Gözlemleyebildiğim kadarıyla gençler tarafından Babacan ilgiyle takip ediliyor, geçmiş sorgulaması yapılmadan söylediklerine dikkat kesilen, ekonomik tenkit ve eleştirilerine anlam yüklenen bir yakınlık duyuluyor. Bu ilgiyi muhalefet partilerinin gençleri tartışmaya açmadığı için ortak bir eleştiri dilinde gençleri buluşturuyor. Erdoğan karşıtlığı kimi gençlerde yumuşak, kimi gençlerde sert bir üslupta konuşabilecekleri bir ortam oluşturuyor.
Aynı dil yakınlığı ya da görüş birlikteliği AK Partili ve MHP’li gençlerde yakalanabilmiş değil. Muhalefeti besleyen günlük politikalara karşı Cumhur İttifakı kendi gençlerini besleyecek bir ortam da, sosyal etkinlik de sağlayabilmiş değil. Muhalefet kendini var etme çabasını sosyal medya üzerinden dahi yapabilirken, iktidar bütün iktidar nimetlerine rağmen gençler üzerinde bir varlık gösterme çabasına girmiyor. En basitinden Gençlik Merkezleri inşa ediliyor, gençler üzerinde bir çalışma yürütülmüyor, Gençlik ve Spor Bakanlığı’nın hazırlanan projeleri onaylaması ve para aktarması dışında gençler üzerinde bir çalışma yaptığı da söylenemez. Yerel yönetimler de, bakanlıklar da gençleri cezbedecek politikalar üretemediği gibi kendilerini cazibe merkezleri haline de dönüştüremiyor.
AK Parti’de yöneticilik yapmış kişilerin de, AK Partili ailelerin de oy kullanacak yaşa gelmiş çocuklarından sayıları az da olsa Babacan’a bir ilgi var, bu ilgi Abdullah Gül’e karşı duyulan bir sempatiyi barındırmıyor.

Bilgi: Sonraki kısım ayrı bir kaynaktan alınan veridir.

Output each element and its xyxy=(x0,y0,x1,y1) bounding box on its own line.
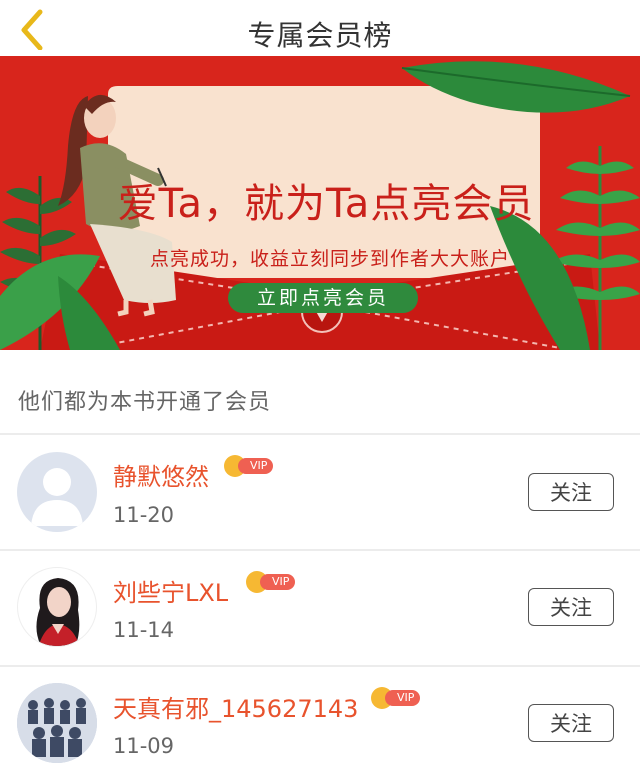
light-up-membership-button[interactable]: 立即点亮会员 xyxy=(228,283,418,313)
follow-button[interactable]: 关注 xyxy=(528,704,614,742)
list-item[interactable]: 静默悠然 VIP 11-20 关注 xyxy=(0,435,640,549)
promo-banner[interactable]: 爱Ta，就为Ta点亮会员 点亮成功，收益立刻同步到作者大大账户 立即点亮会员 xyxy=(0,56,640,350)
member-name[interactable]: 刘些宁LXL xyxy=(113,573,228,608)
default-user-icon xyxy=(31,468,83,526)
list-item[interactable]: 天真有邪_145627143 VIP 11-09 关注 xyxy=(0,667,640,781)
vip-badge: VIP xyxy=(224,455,282,477)
vip-badge: VIP xyxy=(246,571,304,593)
avatar[interactable] xyxy=(17,452,97,532)
follow-button[interactable]: 关注 xyxy=(528,473,614,511)
member-date: 11-09 xyxy=(113,734,175,758)
member-date: 11-14 xyxy=(113,618,175,642)
section-title: 他们都为本书开通了会员 xyxy=(18,390,272,415)
banner-subtitle: 点亮成功，收益立刻同步到作者大大账户 xyxy=(149,248,510,270)
banner-headline: 爱Ta，就为Ta点亮会员 xyxy=(117,181,535,227)
avatar[interactable] xyxy=(17,683,97,763)
top-bar: 专属会员榜 xyxy=(0,0,640,56)
member-name[interactable]: 天真有邪_145627143 xyxy=(113,689,358,724)
avatar[interactable] xyxy=(17,567,97,647)
group-photo xyxy=(17,683,97,763)
vip-badge: VIP xyxy=(371,687,429,709)
member-name[interactable]: 静默悠然 xyxy=(113,457,209,492)
list-item[interactable]: 刘些宁LXL VIP 11-14 关注 xyxy=(0,551,640,665)
member-date: 11-20 xyxy=(113,503,175,527)
follow-button[interactable]: 关注 xyxy=(528,588,614,626)
profile-photo xyxy=(36,578,80,646)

Ahmet Davutoğlu siyaset eleştirileri yapan, Erdoğan’a karşı rahatsızlık verecek düzeyde dokunmayan bir dil geliştirebilseydi, yine muhalefetle arasına bir mesafe koyabilseydi, AK Parti tabanından bir ilgi yakalayabilirdi. Mazlumu oynamak, ülke için endişeler taşımak belli bir oy kaymasını kendine döndürebilirdi. Düşük profilli olmadığını kanıtlama çabası O’na hırslı bir siyasetçi portresi çizdirdi.
2023 Yılına 2 yıl kaldı. Çok da uzun bir zaman değil. Erken seçim olacağını düşünmesem dahi 2 yıl aynı zamanda kullanabilecek siyasi çalışmalar için de çok uzun bir zaman.
AK Parti gençler üzerinde politikalar üretemiyor, üretmek zorunda. Gençleri bırakın halk dahi kendilerine dokunulmasını istiyor. Günümüz gençliği kendi anne ve babalarına bile minnet duymuyor ki, geçmişin hatırlatmaları yapılarak gençler üzerinde bir minnet abidesi kurulabilsin. Minnet duyması gerekenler parti kurabiliyorsa, gençlerin siyasi tercihlerini belirlemek için tarih dersi vermenin bir anlamı kalmıyor. Kaldı ki tarih bizim insanımızın kendi kişisel tarihinde bile hafıza kaybı yaşıyor.
2023 seçimlerinde Erdoğan’ın siyasetçi ve tüccar zekası son kez iş görecektir. Erdoğan’ın yeniden Cumhurbaşkanı seçileceğinden bir şüphe duymuyorum. Benim korkum seçimi kaybetmek değil gençleri kaybetmek!